O frio intenso registrado nos Estados Unidos nos últimos dias acentuou o quadro de aperto na oferta dos principais produtos agrícolas do país. Ainda não há cálculos precisos sobre as perdas que as baixíssimas temperaturas causarão diretamente às lavouras, mas os danos não se restringem às plantações: toda a cadeia agropecuária americana, da oferta de energia aos canais de escoamento da produção, tem sido afetada. O clima adverso tem tido reflexos em particular sobre o trigo, uma leitura que se refletiu nas negociações do cereal na bolsa de Chicago.

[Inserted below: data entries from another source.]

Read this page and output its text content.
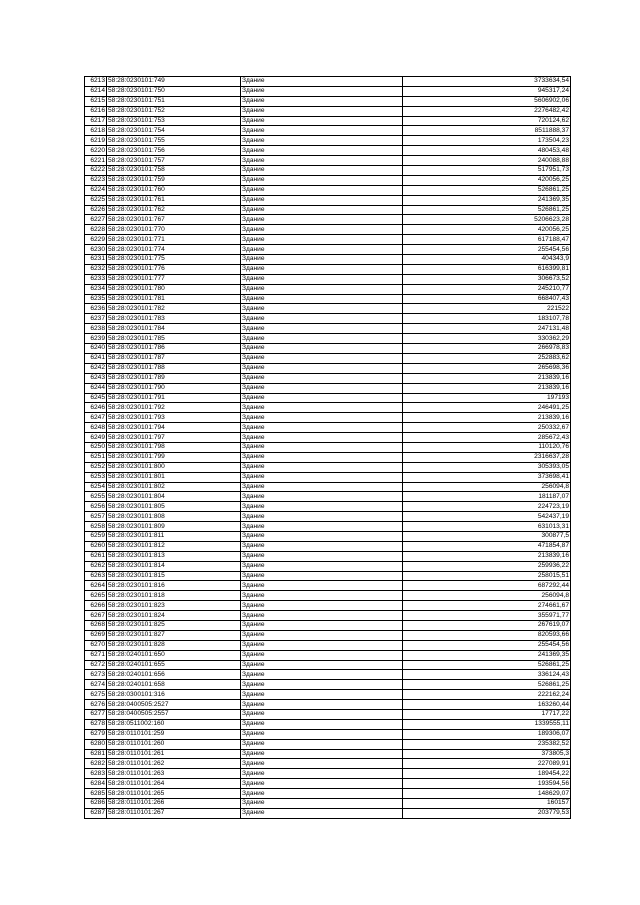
6213	58:28:0230101:749	Здание	3733634,54
6214	58:28:0230101:750	Здание	945317,24
6215	58:28:0230101:751	Здание	5606902,06
6216	58:28:0230101:752	Здание	2276482,42
6217	58:28:0230101:753	Здание	720124,62
6218	58:28:0230101:754	Здание	8511888,37
6219	58:28:0230101:755	Здание	173504,23
6220	58:28:0230101:756	Здание	480453,48
6221	58:28:0230101:757	Здание	240088,88
6222	58:28:0230101:758	Здание	517951,73
6223	58:28:0230101:759	Здание	420056,25
6224	58:28:0230101:760	Здание	526861,25
6225	58:28:0230101:761	Здание	241369,35
6226	58:28:0230101:762	Здание	526861,25
6227	58:28:0230101:767	Здание	5206623,28
6228	58:28:0230101:770	Здание	420056,25
6229	58:28:0230101:771	Здание	617188,47
6230	58:28:0230101:774	Здание	255454,56
6231	58:28:0230101:775	Здание	404343,9
6232	58:28:0230101:776	Здание	616399,81
6233	58:28:0230101:777	Здание	306673,52
6234	58:28:0230101:780	Здание	245210,77
6235	58:28:0230101:781	Здание	668407,43
6236	58:28:0230101:782	Здание	221522
6237	58:28:0230101:783	Здание	183107,78
6238	58:28:0230101:784	Здание	247131,48
6239	58:28:0230101:785	Здание	330362,29
6240	58:28:0230101:786	Здание	266978,83
6241	58:28:0230101:787	Здание	252883,62
6242	58:28:0230101:788	Здание	265698,36
6243	58:28:0230101:789	Здание	213839,16
6244	58:28:0230101:790	Здание	213839,16
6245	58:28:0230101:791	Здание	197193
6246	58:28:0230101:792	Здание	246491,25
6247	58:28:0230101:793	Здание	213839,16
6248	58:28:0230101:794	Здание	250332,67
6249	58:28:0230101:797	Здание	285672,43
6250	58:28:0230101:798	Здание	110120,76
6251	58:28:0230101:799	Здание	2316637,28
6252	58:28:0230101:800	Здание	305393,05
6253	58:28:0230101:801	Здание	373698,41
6254	58:28:0230101:802	Здание	256094,8
6255	58:28:0230101:804	Здание	181187,07
6256	58:28:0230101:805	Здание	224723,19
6257	58:28:0230101:808	Здание	542437,19
6258	58:28:0230101:809	Здание	631013,31
6259	58:28:0230101:811	Здание	300877,5
6260	58:28:0230101:812	Здание	471854,87
6261	58:28:0230101:813	Здание	213839,16
6262	58:28:0230101:814	Здание	259936,22
6263	58:28:0230101:815	Здание	258015,51
6264	58:28:0230101:816	Здание	687292,44
6265	58:28:0230101:818	Здание	256094,8
6266	58:28:0230101:823	Здание	274661,67
6267	58:28:0230101:824	Здание	355971,77
6268	58:28:0230101:825	Здание	267619,07
6269	58:28:0230101:827	Здание	820593,66
6270	58:28:0230101:828	Здание	255454,56
6271	58:28:0240101:650	Здание	241369,35
6272	58:28:0240101:655	Здание	526861,25
6273	58:28:0240101:656	Здание	336124,43
6274	58:28:0240101:658	Здание	526861,25
6275	58:28:0300101:316	Здание	222162,24
6276	58:28:0400505:2527	Здание	163260,44
6277	58:28:0400505:2557	Здание	17717,22
6278	58:28:0511002:160	Здание	1339555,11
6279	58:28:0110101:259	Здание	189306,07
6280	58:28:0110101:260	Здание	235382,52
6281	58:28:0110101:261	Здание	373805,3
6282	58:28:0110101:262	Здание	227089,91
6283	58:28:0110101:263	Здание	189454,22
6284	58:28:0110101:264	Здание	193594,56
6285	58:28:0110101:265	Здание	148629,07
6286	58:28:0110101:266	Здание	160157
6287	58:28:0110101:267	Здание	203779,53
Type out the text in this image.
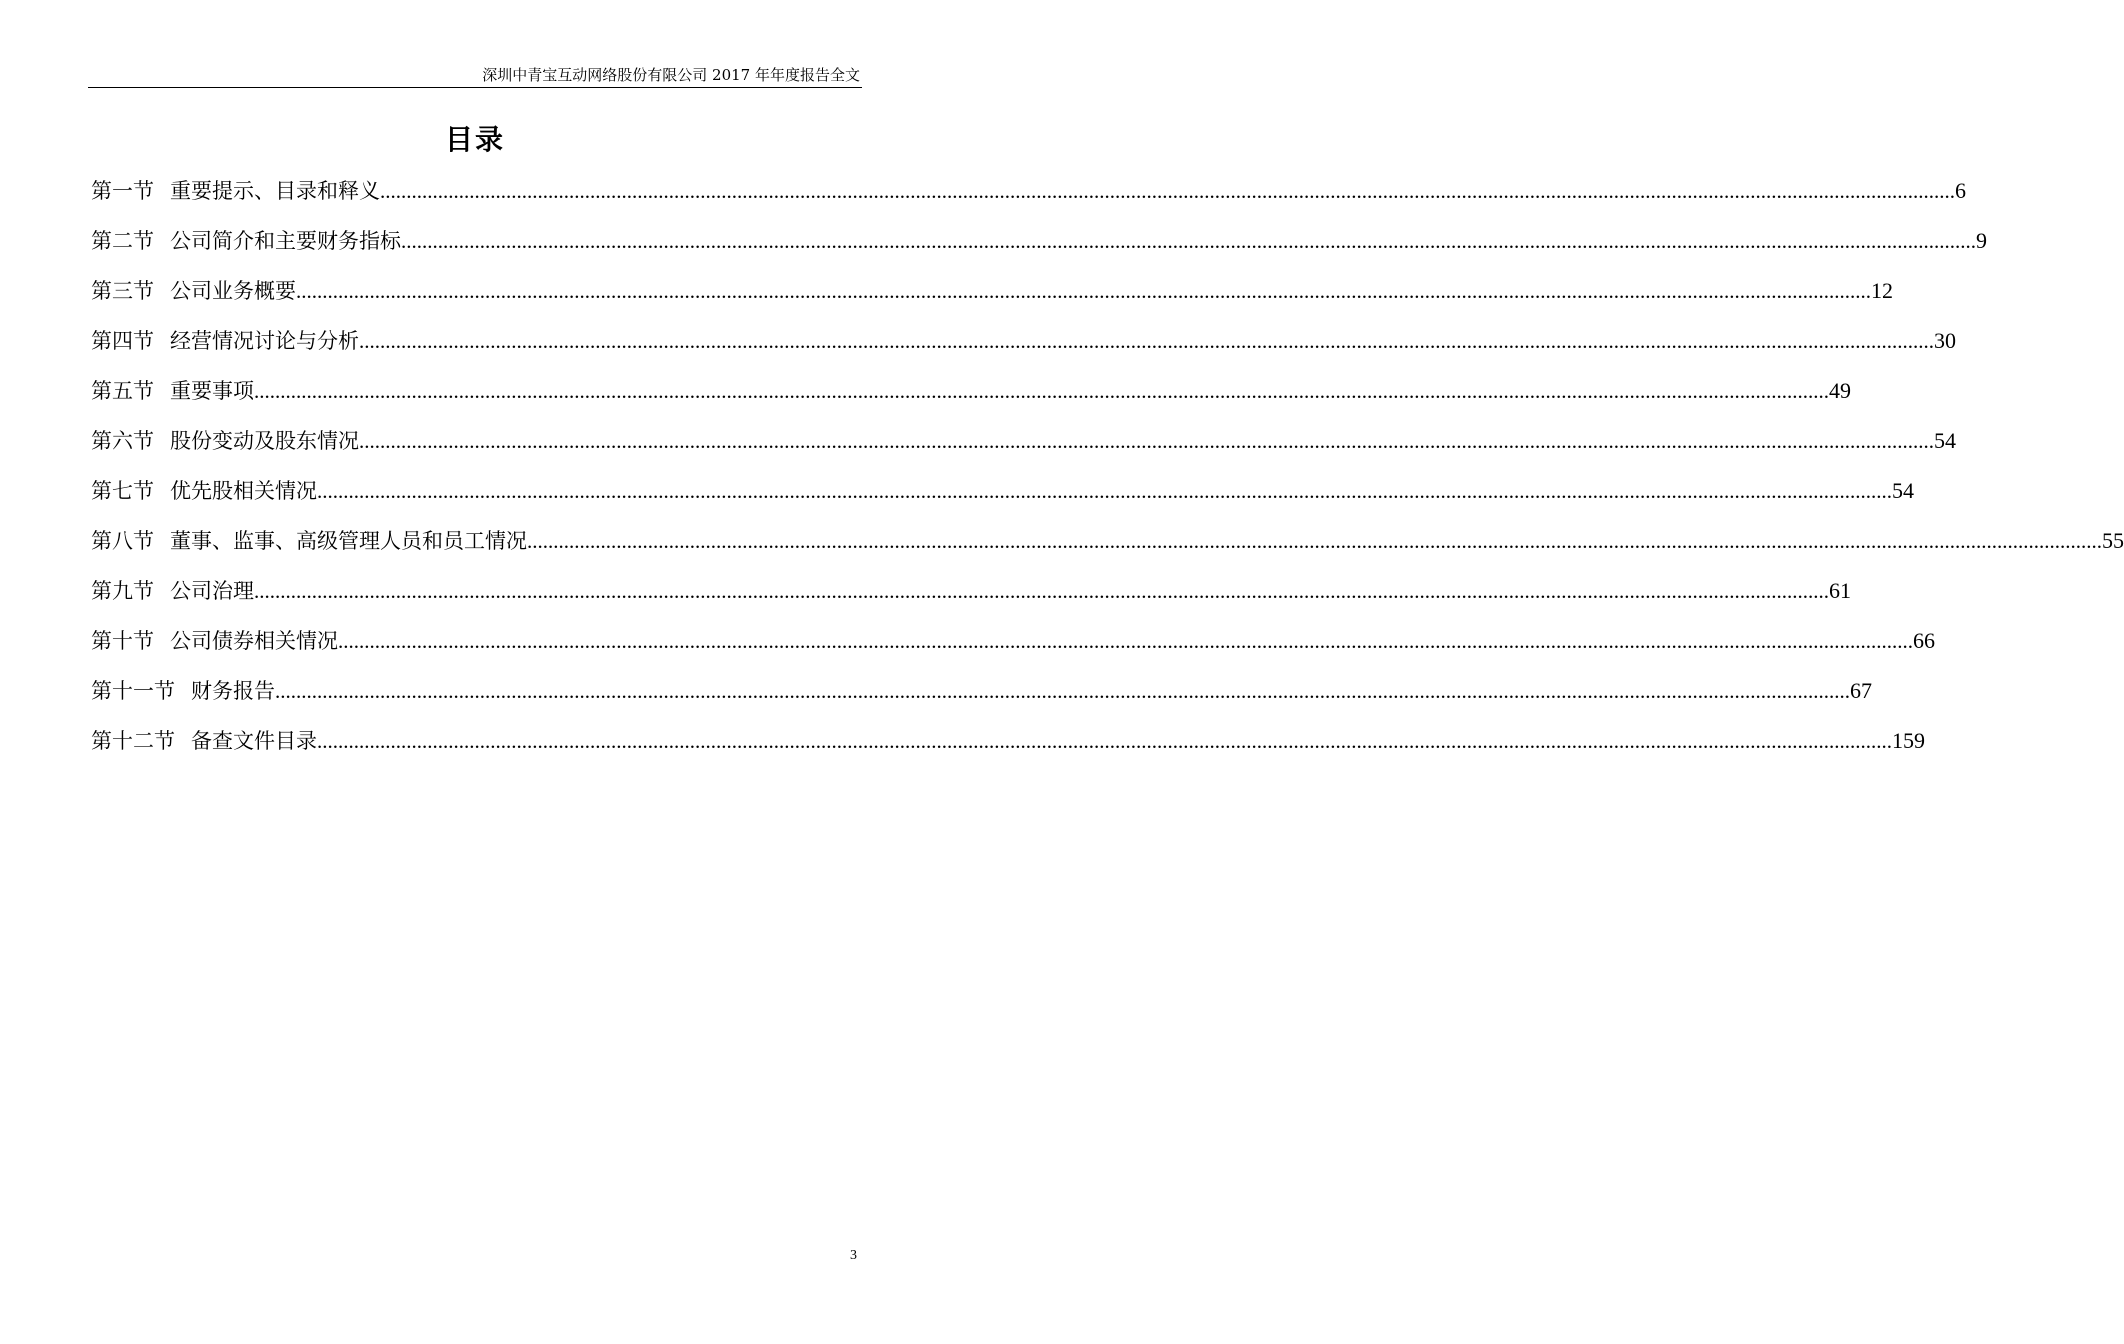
深圳中青宝互动网络股份有限公司 2017 年年度报告全文
目录
第一节 重要提示、目录和释义 ............................................................................................................................................................................................................................................................................................................ 6
第二节 公司简介和主要财务指标 ............................................................................................................................................................................................................................................................................................................ 9
第三节 公司业务概要 ............................................................................................................................................................................................................................................................................................................ 12
第四节 经营情况讨论与分析 ............................................................................................................................................................................................................................................................................................................ 30
第五节 重要事项 ............................................................................................................................................................................................................................................................................................................ 49
第六节 股份变动及股东情况 ............................................................................................................................................................................................................................................................................................................ 54
第七节 优先股相关情况 ............................................................................................................................................................................................................................................................................................................ 54
第八节 董事、监事、高级管理人员和员工情况 ............................................................................................................................................................................................................................................................................................................ 55
第九节 公司治理 ............................................................................................................................................................................................................................................................................................................ 61
第十节 公司债券相关情况 ............................................................................................................................................................................................................................................................................................................ 66
第十一节 财务报告 ............................................................................................................................................................................................................................................................................................................ 67
第十二节 备查文件目录 ............................................................................................................................................................................................................................................................................................................ 159
3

Os produtores de trigo do país trabalham no momento na safra de inverno, que depende de baixas temperaturas para o bom desenvolvimento das plantas. Coberturas uniformes de neve são igualmente desejáveis. No entanto, existe o receio de que parte das lavouras se perca se a neve se acumular por mais tempo do que o normal.
Foi essa leitura, em parte, que fez os contratos de trigo negociados na bolsa de Chicago subirem quase 4% na terça-feira. Ontem, em um ajuste após a disparada ocorrida na véspera, os lotes futuros do cereal com entrega para maio recuaram 2,04% (13,5 centavos de dólar), para US$ 6,48 o bushel.
Em algumas regiões dos EUA, as temperaturas ficaram abaixo de -20ºC nos últimos dias, e a neve cobriu mais de 70% do território do país. Houve fortes nevascas no Texas, de onde sai boa parte do trigo que o país exporta. A neve fechou ferrovias, e também houve restrições para navegação no rio Illinois, um dos principais canais hidroviários de escoamento da produção agrícola americana. Muitas cargas de grãos não têm chegado aos portos do Pacífico.
Empresas como Cargill, ADM e Tyson Foods reportaram redução nas jornadas dos trabalhadores para poupar energia e custos e, assim, tentar melhorar a produtividade. De acordo com a Dow Jones Newswires, a forte onda de frio causou um pico de uso de energia no Texas, e os operadores do sistema foram obrigados a desligá-lo. Milhões de texanos ficaram sem energia na manhã desta quarta.
Segundo a empresa americana de meteorologia DTN, as condições de inverno extremo nos EUA deverão continuar nos próximos dias. O frio intenso também tem causado problemas para as cadeias de produção de carne, leite e grãos, o que amplifica o quadro de aperto da oferta – a China intensificou suas compras de soja e milho produzidos nos EUA nos últimos meses.
Foi no trigo, no entanto, que, em seu relatório mais recente sobre oferta e demanda de commodities agrícolas, o USDA, o Departamento de Agricultura do país, mais reforçou sua estimativa de aperto da oferta global. O cálculo foi divulgado no dia 9, antes do início das ondas de baixas temperaturas.
O USDA aumentou em quase 1 milhão de toneladas sua projeção para o consumo global de trigo, que passou a ser de 769,3 milhões de toneladas para a safra 2020/21. Agora, a estimativa é que os estoques finais na temporada fiquem em 304,22 milhões de toneladas, quase 9 milhões de toneladas a menos que o previsto apenas um mês antes.